Early artwork of Rachel Wulfe, another of the twelve members of my ensemble cast for Aberdork United setting. Also my previous fursona and 'face' in the fandom at large. She was me for nearly sixteen years.
When I came up with her, I was floating two names: One would be for me, and the other for her. I always loved dualism as a theme, and at the time, hybrids were all the rage in the fandom. Rachel is a half-mouse, half-wolf that for years I called a 'Wouslf' and it'd often be an ice-breaker as people would ask me how to pronounce it and get mad when I told them it was like "Woo-zelf".
There was so much I could say about her inspiration, how she changed over the years, and story evolved. Like the other characters her backstory is tragic but has a recurring theme of being treated poorly by everyone who once knew her in life, and rose above her experiences to still put the lives of the city before her when she returned as an angel. Denying heaven and hell to fight for the mortal realm.

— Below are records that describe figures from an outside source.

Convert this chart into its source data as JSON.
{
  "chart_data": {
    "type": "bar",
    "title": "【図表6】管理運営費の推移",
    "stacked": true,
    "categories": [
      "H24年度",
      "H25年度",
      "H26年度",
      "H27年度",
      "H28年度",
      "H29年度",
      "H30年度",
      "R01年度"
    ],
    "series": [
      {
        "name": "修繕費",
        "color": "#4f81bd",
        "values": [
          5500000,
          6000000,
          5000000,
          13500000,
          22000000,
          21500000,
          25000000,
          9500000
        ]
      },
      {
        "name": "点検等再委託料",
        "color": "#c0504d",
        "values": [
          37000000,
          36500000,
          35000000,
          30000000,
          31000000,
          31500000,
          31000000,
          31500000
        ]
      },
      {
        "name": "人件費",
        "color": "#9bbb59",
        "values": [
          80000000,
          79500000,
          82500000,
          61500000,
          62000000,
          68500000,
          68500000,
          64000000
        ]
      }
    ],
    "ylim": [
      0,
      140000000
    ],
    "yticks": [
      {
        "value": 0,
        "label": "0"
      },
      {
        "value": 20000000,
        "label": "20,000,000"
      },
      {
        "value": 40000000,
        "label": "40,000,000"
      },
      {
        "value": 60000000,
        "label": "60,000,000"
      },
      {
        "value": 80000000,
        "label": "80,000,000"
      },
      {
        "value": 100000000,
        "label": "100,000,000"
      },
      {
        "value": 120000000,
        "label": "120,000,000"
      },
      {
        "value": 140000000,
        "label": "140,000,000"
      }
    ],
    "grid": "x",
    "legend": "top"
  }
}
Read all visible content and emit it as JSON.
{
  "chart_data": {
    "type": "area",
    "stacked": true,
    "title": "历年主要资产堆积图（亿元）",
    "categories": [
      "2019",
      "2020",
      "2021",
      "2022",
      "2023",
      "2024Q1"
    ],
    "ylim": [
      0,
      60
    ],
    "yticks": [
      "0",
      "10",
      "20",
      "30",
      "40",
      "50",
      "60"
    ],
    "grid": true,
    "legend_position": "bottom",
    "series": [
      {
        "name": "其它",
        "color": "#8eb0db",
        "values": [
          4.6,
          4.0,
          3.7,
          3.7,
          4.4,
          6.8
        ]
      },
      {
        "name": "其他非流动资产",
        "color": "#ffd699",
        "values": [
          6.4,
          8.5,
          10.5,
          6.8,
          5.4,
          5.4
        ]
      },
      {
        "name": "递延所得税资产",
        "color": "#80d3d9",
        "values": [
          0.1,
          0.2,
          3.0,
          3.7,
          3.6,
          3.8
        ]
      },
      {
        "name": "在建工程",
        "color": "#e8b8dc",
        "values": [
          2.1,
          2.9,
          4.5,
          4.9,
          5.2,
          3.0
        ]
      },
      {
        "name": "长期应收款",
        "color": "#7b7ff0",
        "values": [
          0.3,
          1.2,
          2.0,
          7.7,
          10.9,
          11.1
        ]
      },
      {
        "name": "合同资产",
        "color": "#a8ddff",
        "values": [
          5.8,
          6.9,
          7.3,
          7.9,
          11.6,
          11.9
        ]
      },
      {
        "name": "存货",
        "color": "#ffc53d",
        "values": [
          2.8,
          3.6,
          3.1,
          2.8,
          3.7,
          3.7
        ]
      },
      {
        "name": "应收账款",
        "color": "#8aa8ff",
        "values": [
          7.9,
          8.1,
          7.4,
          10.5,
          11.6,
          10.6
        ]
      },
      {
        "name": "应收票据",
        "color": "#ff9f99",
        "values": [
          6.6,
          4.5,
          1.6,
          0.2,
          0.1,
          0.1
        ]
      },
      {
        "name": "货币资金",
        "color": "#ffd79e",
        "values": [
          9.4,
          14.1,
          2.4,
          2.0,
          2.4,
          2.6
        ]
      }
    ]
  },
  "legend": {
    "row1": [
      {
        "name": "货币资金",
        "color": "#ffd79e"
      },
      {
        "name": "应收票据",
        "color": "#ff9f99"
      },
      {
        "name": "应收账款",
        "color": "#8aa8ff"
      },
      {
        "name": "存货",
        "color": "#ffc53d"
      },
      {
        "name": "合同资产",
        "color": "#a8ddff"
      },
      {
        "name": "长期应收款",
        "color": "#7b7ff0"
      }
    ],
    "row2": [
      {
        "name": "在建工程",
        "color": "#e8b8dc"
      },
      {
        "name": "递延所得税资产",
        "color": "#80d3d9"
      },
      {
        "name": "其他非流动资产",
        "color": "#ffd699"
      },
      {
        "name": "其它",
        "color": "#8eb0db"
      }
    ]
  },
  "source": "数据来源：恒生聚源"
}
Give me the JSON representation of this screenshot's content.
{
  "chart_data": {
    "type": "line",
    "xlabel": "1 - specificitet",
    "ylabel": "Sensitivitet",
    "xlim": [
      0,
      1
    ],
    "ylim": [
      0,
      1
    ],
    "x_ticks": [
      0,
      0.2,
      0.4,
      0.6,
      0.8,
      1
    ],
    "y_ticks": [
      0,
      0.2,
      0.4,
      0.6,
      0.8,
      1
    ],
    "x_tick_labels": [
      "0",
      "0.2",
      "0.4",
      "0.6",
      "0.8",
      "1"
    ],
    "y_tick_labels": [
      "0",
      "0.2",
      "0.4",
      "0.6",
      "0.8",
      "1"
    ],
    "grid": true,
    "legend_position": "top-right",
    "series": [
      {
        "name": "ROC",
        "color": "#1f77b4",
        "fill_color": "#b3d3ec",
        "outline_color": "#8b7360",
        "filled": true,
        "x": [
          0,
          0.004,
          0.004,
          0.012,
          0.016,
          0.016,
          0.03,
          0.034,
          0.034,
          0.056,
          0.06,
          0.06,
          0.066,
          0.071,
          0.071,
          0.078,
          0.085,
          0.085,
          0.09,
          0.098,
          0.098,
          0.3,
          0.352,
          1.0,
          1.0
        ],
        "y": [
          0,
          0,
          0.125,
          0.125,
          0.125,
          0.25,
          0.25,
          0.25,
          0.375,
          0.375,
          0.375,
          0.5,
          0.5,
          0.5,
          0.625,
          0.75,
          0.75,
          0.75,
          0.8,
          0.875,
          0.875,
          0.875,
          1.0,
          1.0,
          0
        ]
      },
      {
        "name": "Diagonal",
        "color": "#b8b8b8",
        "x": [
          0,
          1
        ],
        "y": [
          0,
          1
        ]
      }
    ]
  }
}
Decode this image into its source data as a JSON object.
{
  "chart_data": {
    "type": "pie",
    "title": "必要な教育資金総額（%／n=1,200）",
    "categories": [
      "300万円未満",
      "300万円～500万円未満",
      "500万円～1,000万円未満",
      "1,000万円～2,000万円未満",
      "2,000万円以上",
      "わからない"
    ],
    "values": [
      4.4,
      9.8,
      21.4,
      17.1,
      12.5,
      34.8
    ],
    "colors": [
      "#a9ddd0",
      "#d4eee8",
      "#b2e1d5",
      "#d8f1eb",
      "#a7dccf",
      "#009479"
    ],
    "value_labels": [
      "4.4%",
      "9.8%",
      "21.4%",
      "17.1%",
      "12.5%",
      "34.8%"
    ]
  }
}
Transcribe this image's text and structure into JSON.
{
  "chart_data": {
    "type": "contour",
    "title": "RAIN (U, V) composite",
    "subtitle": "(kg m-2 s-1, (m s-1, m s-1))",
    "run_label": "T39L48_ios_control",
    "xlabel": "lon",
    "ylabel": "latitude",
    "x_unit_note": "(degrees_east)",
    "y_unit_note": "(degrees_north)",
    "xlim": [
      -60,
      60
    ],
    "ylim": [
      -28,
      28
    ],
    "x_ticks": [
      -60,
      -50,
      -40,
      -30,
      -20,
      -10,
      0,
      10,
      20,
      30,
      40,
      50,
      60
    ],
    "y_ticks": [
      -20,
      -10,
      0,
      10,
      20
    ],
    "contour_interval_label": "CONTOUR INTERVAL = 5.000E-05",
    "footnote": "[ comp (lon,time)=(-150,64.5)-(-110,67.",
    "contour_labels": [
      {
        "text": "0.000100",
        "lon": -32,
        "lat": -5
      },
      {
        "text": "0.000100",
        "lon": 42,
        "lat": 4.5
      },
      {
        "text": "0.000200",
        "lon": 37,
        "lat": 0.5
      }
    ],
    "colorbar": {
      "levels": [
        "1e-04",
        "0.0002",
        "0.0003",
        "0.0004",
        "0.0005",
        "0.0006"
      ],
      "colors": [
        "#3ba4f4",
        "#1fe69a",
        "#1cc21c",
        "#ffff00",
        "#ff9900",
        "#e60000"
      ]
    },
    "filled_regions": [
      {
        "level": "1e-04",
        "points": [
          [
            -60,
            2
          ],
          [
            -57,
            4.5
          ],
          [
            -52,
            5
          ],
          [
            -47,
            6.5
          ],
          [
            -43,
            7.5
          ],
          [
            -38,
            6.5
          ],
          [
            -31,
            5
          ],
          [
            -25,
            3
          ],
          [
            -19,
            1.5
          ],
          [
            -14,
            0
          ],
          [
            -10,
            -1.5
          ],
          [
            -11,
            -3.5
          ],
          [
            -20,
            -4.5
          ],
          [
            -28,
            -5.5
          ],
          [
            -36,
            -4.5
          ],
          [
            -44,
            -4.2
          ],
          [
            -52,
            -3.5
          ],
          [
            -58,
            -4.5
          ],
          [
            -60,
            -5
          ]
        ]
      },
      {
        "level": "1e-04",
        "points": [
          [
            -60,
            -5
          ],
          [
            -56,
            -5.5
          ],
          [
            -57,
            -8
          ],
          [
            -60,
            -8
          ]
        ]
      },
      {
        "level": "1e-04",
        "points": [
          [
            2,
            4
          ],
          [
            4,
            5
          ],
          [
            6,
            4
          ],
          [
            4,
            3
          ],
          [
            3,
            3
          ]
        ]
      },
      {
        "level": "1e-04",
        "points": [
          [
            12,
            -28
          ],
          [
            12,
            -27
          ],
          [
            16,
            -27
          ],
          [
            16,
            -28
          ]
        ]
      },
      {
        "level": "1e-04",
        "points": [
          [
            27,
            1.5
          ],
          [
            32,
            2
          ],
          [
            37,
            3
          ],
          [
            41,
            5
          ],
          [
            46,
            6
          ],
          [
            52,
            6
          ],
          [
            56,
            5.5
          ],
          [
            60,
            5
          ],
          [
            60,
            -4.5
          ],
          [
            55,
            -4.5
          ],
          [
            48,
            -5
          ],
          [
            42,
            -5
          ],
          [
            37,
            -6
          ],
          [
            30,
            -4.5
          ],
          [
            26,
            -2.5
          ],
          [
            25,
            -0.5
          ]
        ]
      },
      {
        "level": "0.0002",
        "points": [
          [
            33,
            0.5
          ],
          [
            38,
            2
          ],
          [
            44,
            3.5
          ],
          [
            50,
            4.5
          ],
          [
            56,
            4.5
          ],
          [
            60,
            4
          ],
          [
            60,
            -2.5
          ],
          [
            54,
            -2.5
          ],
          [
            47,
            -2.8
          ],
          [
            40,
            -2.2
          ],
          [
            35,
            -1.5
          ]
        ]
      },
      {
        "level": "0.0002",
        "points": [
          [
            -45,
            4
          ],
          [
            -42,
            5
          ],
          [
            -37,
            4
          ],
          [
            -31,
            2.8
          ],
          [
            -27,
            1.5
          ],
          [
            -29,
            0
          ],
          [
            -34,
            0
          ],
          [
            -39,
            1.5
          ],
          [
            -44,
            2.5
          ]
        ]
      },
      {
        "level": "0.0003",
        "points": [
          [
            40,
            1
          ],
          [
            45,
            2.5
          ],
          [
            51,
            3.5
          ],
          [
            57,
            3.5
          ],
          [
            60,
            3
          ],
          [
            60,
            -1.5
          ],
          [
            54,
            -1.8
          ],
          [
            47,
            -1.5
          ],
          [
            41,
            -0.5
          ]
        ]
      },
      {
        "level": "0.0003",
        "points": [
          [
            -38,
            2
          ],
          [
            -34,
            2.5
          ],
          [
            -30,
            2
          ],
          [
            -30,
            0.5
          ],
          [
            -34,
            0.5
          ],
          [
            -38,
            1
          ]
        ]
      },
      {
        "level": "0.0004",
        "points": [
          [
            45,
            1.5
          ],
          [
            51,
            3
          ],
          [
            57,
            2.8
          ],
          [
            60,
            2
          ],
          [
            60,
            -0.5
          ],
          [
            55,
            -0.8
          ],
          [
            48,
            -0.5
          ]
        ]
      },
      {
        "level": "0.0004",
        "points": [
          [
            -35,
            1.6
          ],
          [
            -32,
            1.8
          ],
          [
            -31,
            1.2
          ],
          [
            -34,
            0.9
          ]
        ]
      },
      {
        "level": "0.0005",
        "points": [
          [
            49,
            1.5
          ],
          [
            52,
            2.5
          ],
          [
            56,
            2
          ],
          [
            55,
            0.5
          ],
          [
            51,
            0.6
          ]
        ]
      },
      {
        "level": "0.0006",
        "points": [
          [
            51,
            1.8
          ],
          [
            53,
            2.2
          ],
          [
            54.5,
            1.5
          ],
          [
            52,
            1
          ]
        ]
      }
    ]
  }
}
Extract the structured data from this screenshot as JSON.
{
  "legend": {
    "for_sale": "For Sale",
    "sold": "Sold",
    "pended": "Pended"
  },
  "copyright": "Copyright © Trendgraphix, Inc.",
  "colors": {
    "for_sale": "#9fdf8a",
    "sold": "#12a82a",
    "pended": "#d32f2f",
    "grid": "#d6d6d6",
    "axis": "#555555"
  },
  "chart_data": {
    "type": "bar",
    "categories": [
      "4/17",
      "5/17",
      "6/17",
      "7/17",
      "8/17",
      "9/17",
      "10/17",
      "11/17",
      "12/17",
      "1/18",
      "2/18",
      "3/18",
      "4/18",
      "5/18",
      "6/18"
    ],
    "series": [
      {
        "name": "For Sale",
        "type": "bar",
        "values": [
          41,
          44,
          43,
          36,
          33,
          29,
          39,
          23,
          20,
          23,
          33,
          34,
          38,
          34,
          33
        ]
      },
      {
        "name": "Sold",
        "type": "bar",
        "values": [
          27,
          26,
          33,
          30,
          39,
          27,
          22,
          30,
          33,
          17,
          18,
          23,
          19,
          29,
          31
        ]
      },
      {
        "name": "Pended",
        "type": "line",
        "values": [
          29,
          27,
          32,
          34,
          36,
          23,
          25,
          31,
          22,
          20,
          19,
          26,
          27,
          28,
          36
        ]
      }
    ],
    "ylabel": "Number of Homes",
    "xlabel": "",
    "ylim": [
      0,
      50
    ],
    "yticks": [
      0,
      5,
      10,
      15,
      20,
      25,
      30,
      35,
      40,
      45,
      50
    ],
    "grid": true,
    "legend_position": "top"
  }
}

I came up with her while doing a summer school program that I was never supported through, and was surviving on the free breakfast and portioning footlong subway sandwiches throughout the rest of the day. My parents complained they could see my ribs, but didn't substationally help me financially citing it's the university's responsibility. Financial aid office took exception to me and awarded me £50 despite they don't normally support summer students. I spent most of my time avoiding classes and spending as much as I can in the computer room perusing FurAffinity and posting on Furnet, the premier furry IRC server. This would've been in 2008. Four years before the suicide attempt that would change both our trajectories, back then she was a mad scientist archetype. After we took it up as our duty to help people after intervening in two other patient's own suicide attempts and felt we were brought back with special purpose.
I don't know if there is a God or Gods, or if there is anything. There might be nothing, but its always been hard to shake the feeling I'm an instrument in some plan Providence has wrought. We're both atheists, but paradoxically, if there is something out there, our lack of belief must be part of its design for us to succeed.
Rachel Wülfe will return, her story will be told. I'll make sure of it.